Pemasangan pipa endotrakeal (ET) merupakan salah satu tindakan

pengamanan jalan napas terbaik dan paling sesuai sebagai jalur ventilasi mekanik.

Selain digunakan untuk menjaga jalan nafas dan memberikan ventilasi mekanik,

tindakan ini juga dapat menghantarkan agen anestesi inhalasi pada anestesi umum.

Walaupun rutin dilakukan, tindakan ini bukan tanpa risiko dan tidak semua pasien

dengan anestesi umum membutuhkan tindakan ini. Pada umumnya pemasangan

pipa endotrakea (ET) diindikasikan untuk pasien dengan risiko aspirasi dan pada

pasien yang sedang menjalani operasi.(4)

Tonsilitis kronis merupakan peradangan kronik pada tonsil yang biasanya

merupakan kelanjutan dari infeksi akut berulang atau infeksi subklinis dari tonsil.

Pada tonsillitis kronis, ukuran tonsil dapat membesar sedemikian sehingga disebut

tonsillitis kronis hipertrofi. Mengingat dampak yang ditimbulkan maka tonsillitis

kronis hipertrofi yang telah menyebabkan sumbatan jalan napas harus segera

ditindak lanjuti dengan pendekatan operatif tonsilektomi.

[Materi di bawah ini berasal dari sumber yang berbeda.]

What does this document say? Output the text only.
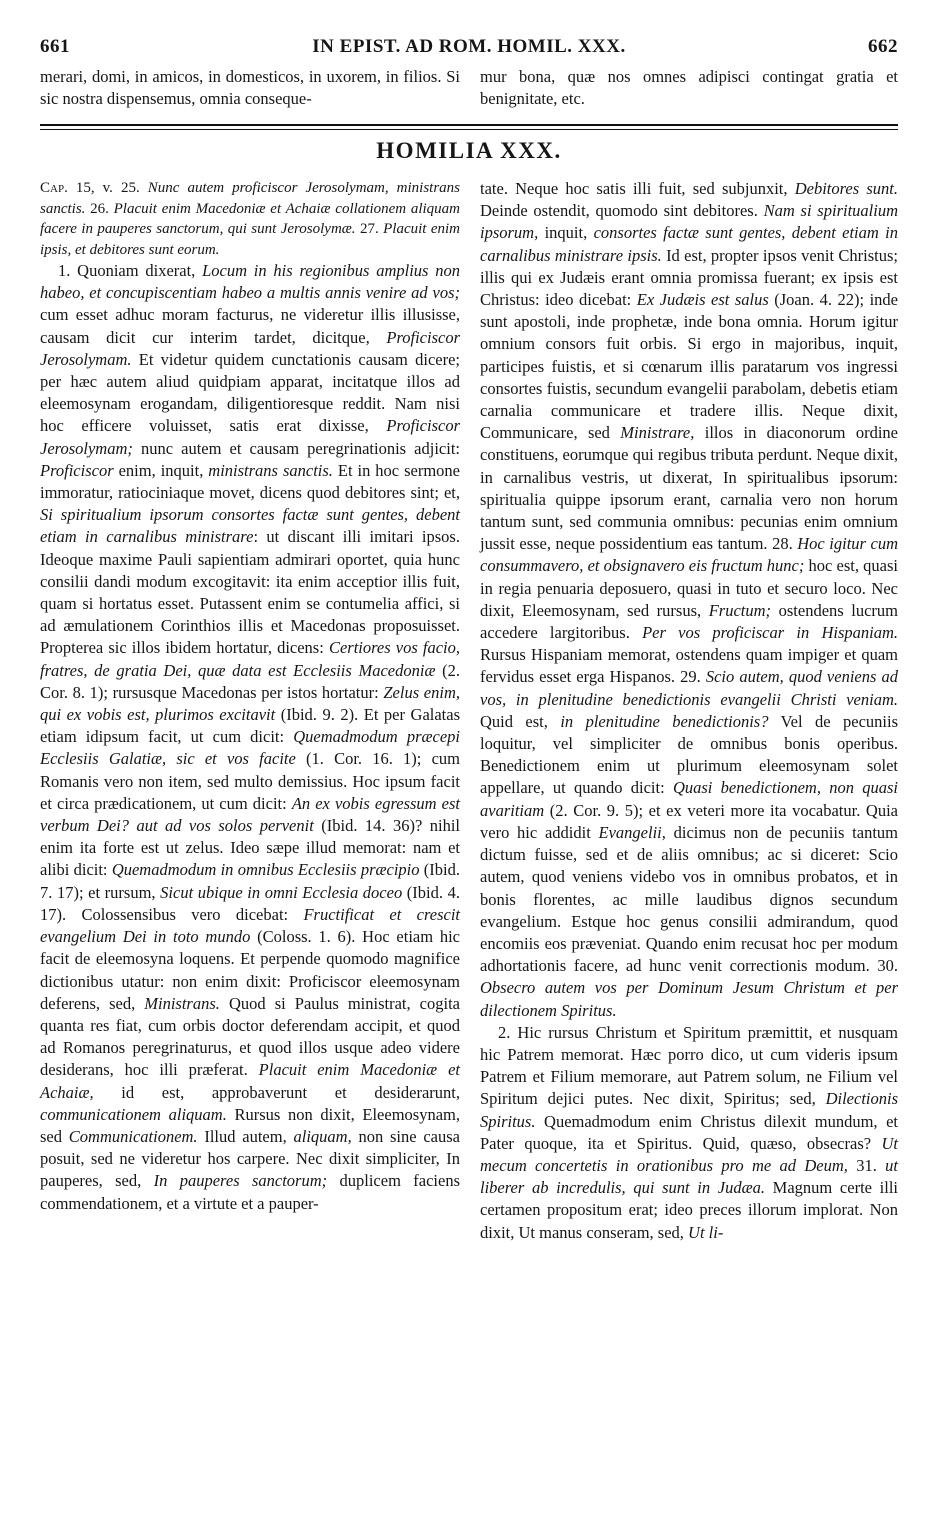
661	IN EPIST. AD ROM. HOMIL. XXX.	662
merari, domi, in amicos, in domesticos, in uxorem, in filios. Si sic nostra dispensemus, omnia conseque-
mur bona, quæ nos omnes adipisci contingat gratia et benignitate, etc.
HOMILIA XXX.

Cap. 15, v. 25. Nunc autem proficiscor Jerosolymam, ministrans sanctis. 26. Placuit enim Macedoniæ et Achaiæ collationem aliquam facere in pauperes sanctorum, qui sunt Jerosolymæ. 27. Placuit enim ipsis, et debitores sunt eorum.

1. Quoniam dixerat, Locum in his regionibus amplius non habeo, et concupiscentiam habeo a multis annis venire ad vos; cum esset adhuc moram facturus, ne videretur illis illusisse, causam dicit cur interim tardet, dicitque, Proficiscor Jerosolymam. Et videtur quidem cunctationis causam dicere; per hæc autem aliud quidpiam apparat, incitatque illos ad eleemosynam erogandam, diligentioresque reddit. Nam nisi hoc efficere voluisset, satis erat dixisse, Proficiscor Jerosolymam; nunc autem et causam peregrinationis adjicit: Proficiscor enim, inquit, ministrans sanctis. Et in hoc sermone immoratur, ratiociniaque movet, dicens quod debitores sint; et, Si spiritualium ipsorum consortes factæ sunt gentes, debent etiam in carnalibus ministrare: ut discant illi imitari ipsos. Ideoque maxime Pauli sapientiam admirari oportet, quia hunc consilii dandi modum excogitavit: ita enim acceptior illis fuit, quam si hortatus esset. Putassent enim se contumelia affici, si ad æmulationem Corinthios illis et Macedonas proposuisset. Propterea sic illos ibidem hortatur, dicens: Certiores vos facio, fratres, de gratia Dei, quæ data est Ecclesiis Macedoniæ (2. Cor. 8. 1); rursusque Macedonas per istos hortatur: Zelus enim, qui ex vobis est, plurimos excitavit (Ibid. 9. 2). Et per Galatas etiam idipsum facit, ut cum dicit: Quemadmodum præcepi Ecclesiis Galatiæ, sic et vos facite (1. Cor. 16. 1); cum Romanis vero non item, sed multo demissius. Hoc ipsum facit et circa prædicationem, ut cum dicit: An ex vobis egressum est verbum Dei? aut ad vos solos pervenit (Ibid. 14. 36)? nihil enim ita forte est ut zelus. Ideo sæpe illud memorat: nam et alibi dicit: Quemadmodum in omnibus Ecclesiis præcipio (Ibid. 7. 17); et rursum, Sicut ubique in omni Ecclesia doceo (Ibid. 4. 17). Colossensibus vero dicebat: Fructificat et crescit evangelium Dei in toto mundo (Coloss. 1. 6). Hoc etiam hic facit de eleemosyna loquens. Et perpende quomodo magnifice dictionibus utatur: non enim dixit: Proficiscor eleemosynam deferens, sed, Ministrans. Quod si Paulus ministrat, cogita quanta res fiat, cum orbis doctor deferendam accipit, et quod ad Romanos peregrinaturus, et quod illos usque adeo videre desiderans, hoc illi præferat. Placuit enim Macedoniæ et Achaiæ, id est, approbaverunt et desiderarunt, communicationem aliquam. Rursus non dixit, Eleemosynam, sed Communicationem. Illud autem, aliquam, non sine causa posuit, sed ne videretur hos carpere. Nec dixit simpliciter, In pauperes, sed, In pauperes sanctorum; duplicem faciens commendationem, et a virtute et a pauper-

tate. Neque hoc satis illi fuit, sed subjunxit, Debitores sunt. Deinde ostendit, quomodo sint debitores. Nam si spiritualium ipsorum, inquit, consortes factæ sunt gentes, debent etiam in carnalibus ministrare ipsis. Id est, propter ipsos venit Christus; illis qui ex Judæis erant omnia promissa fuerant; ex ipsis est Christus: ideo dicebat: Ex Judæis est salus (Joan. 4. 22); inde sunt apostoli, inde prophetæ, inde bona omnia. Horum igitur omnium consors fuit orbis. Si ergo in majoribus, inquit, participes fuistis, et si cœnarum illis paratarum vos ingressi consortes fuistis, secundum evangelii parabolam, debetis etiam carnalia communicare et tradere illis. Neque dixit, Communicare, sed Ministrare, illos in diaconorum ordine constituens, eorumque qui regibus tributa perdunt. Neque dixit, in carnalibus vestris, ut dixerat, In spiritualibus ipsorum: spiritualia quippe ipsorum erant, carnalia vero non horum tantum sunt, sed communia omnibus: pecunias enim omnium jussit esse, neque possidentium eas tantum. 28. Hoc igitur cum consummavero, et obsignavero eis fructum hunc; hoc est, quasi in regia penuaria deposuero, quasi in tuto et securo loco. Nec dixit, Eleemosynam, sed rursus, Fructum; ostendens lucrum accedere largitoribus. Per vos proficiscar in Hispaniam. Rursus Hispaniam memorat, ostendens quam impiger et quam fervidus esset erga Hispanos. 29. Scio autem, quod veniens ad vos, in plenitudine benedictionis evangelii Christi veniam. Quid est, in plenitudine benedictionis? Vel de pecuniis loquitur, vel simpliciter de omnibus bonis operibus. Benedictionem enim ut plurimum eleemosynam solet appellare, ut quando dicit: Quasi benedictionem, non quasi avaritiam (2. Cor. 9. 5); et ex veteri more ita vocabatur. Quia vero hic addidit Evangelii, dicimus non de pecuniis tantum dictum fuisse, sed et de aliis omnibus; ac si diceret: Scio autem, quod veniens videbo vos in omnibus probatos, et in bonis florentes, ac mille laudibus dignos secundum evangelium. Estque hoc genus consilii admirandum, quod encomiis eos præveniat. Quando enim recusat hoc per modum adhortationis facere, ad hunc venit correctionis modum. 30. Obsecro autem vos per Dominum Jesum Christum et per dilectionem Spiritus.

2. Hic rursus Christum et Spiritum præmittit, et nusquam hic Patrem memorat. Hæc porro dico, ut cum videris ipsum Patrem et Filium memorare, aut Patrem solum, ne Filium vel Spiritum dejici putes. Nec dixit, Spiritus; sed, Dilectionis Spiritus. Quemadmodum enim Christus dilexit mundum, et Pater quoque, ita et Spiritus. Quid, quæso, obsecras? Ut mecum concertetis in orationibus pro me ad Deum, 31. ut liberer ab incredulis, qui sunt in Judæa. Magnum certe illi certamen propositum erat; ideo preces illorum implorat. Non dixit, Ut manus conseram, sed, Ut li-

Tonsilektomi yang didefinisikan sebagai metode pengangkatan tonsil

berasal dari bahasa latin didefinisikan sebagai tonsilia yang mempunyai arti tiang

tempat menggantungkan sepatu serta dari bahasa   yunani ectomy  yang berarti

eksisi. Beragam teknik tonsilektomi terus berkembang mulai dari dari abad 21

diantaranya diseksi diseksi tumpul eksisi guillotine, diatermi monopolar dan

bipolar, skapel harmonik, diseksi dengan laser dan terakhir diperkenalkan


tonsilektomi dengan coblation. Adapun teknik yang sering dilakukan adalah

diseksi thermal menggunakan elektrocauter .(2,3)


BAB II
IDENTIFIKASI KASUS

A. IDENTITAS PASIEN
Nama : Nn. E
Umur : 16 tahun
Tanggal Lahir : 07 Oktober 2005
Jenis Kelamin : Perempuan
Alamat : Jl. Malaka
Agama : Islam
Pekerjaan :-
Status Pernikahan : Belum Menikah
Tanggal Masuk : 14 Desember 2021
RM : 59 18 98
B. ANAMNESIS (13 Desember 2021)
1. Keluhan Utama : Nyeri Menelan
2. Riwayat penyakit sekarang :
Pasien perempuan usia 16 tahun datang ke Poliklinik THT RSU
Bahteramas tanggal 14 Desember 2021, pasien mengeluh adanya rasa
tidak nyaman ditenggorokan yang dirasakan 2 tahun terakhir, nyeri
menelan sejak 1 minggu terakhir dan demam sejak 6 hari yang lalu.
Kejang (-), Batuk (-), Sesak (-), mual dan muntah (-). BAB dan BAK
dalam batas normal.
Pasien tidak menggunakan kacamata, tidak menggunakan lensa
kontak, tidak menggunkan alat bantu dengar, tidak memiliki gigi palsu,
dan terdapat gigi yang hilang. Riwayat penyakit pasien (-). Riwayat
kebiasaan mengkonsumsi rokok (-), konsumsi alkohol (-), riwayat
mengkonsumsi teh (-) dan olahraga(-) . Riwayat alergi obat, latex, dan
plester di sangkal. Riwayat operasi (-), riwayat transfusi darah (-).
Riwayat keluarga yang mengalami penyakit yang sama (-), Asma (-),
diabetes (-), pingsan (-), stroke (-), asam lambung (-), serangan jantung (-),
hepatitis (-), hipertensi (-), penurunan berat badan dalam 1 tahun terakhir
disangkal.

C. PEMERIKSAAN FISIK
Keadaan Umum
Keadaan Umum Sakit Sedang
Kesadaran Compos mentis
Tanda Vital Tekanan Darah : 120/86 mmHg
Nadi : 114x/menit
Pernapasan : 20x/menit
Suhu : 36,5 oC
Skala Nyeri (VAS) : 3

Status Generalis

Kulit Berwarna sawo matang,


Kepala
Normocephal
Rambut
Berwarna hitam, tidak mudah tercabut.

Mata Konjungtiva anemis(-), sklera ikterik (-), Exopthalmus (-/-),


edema palpebra -/-, Gerakan bola mata dalam batas normal,
Hidung Epitaksis (-) rinorhea (-)
Telinga Otorrhea (-) nyeri tekan mastoid (-)
Mulut Bibir pucat (-) bibir kering (-) perdarahan gusi (-)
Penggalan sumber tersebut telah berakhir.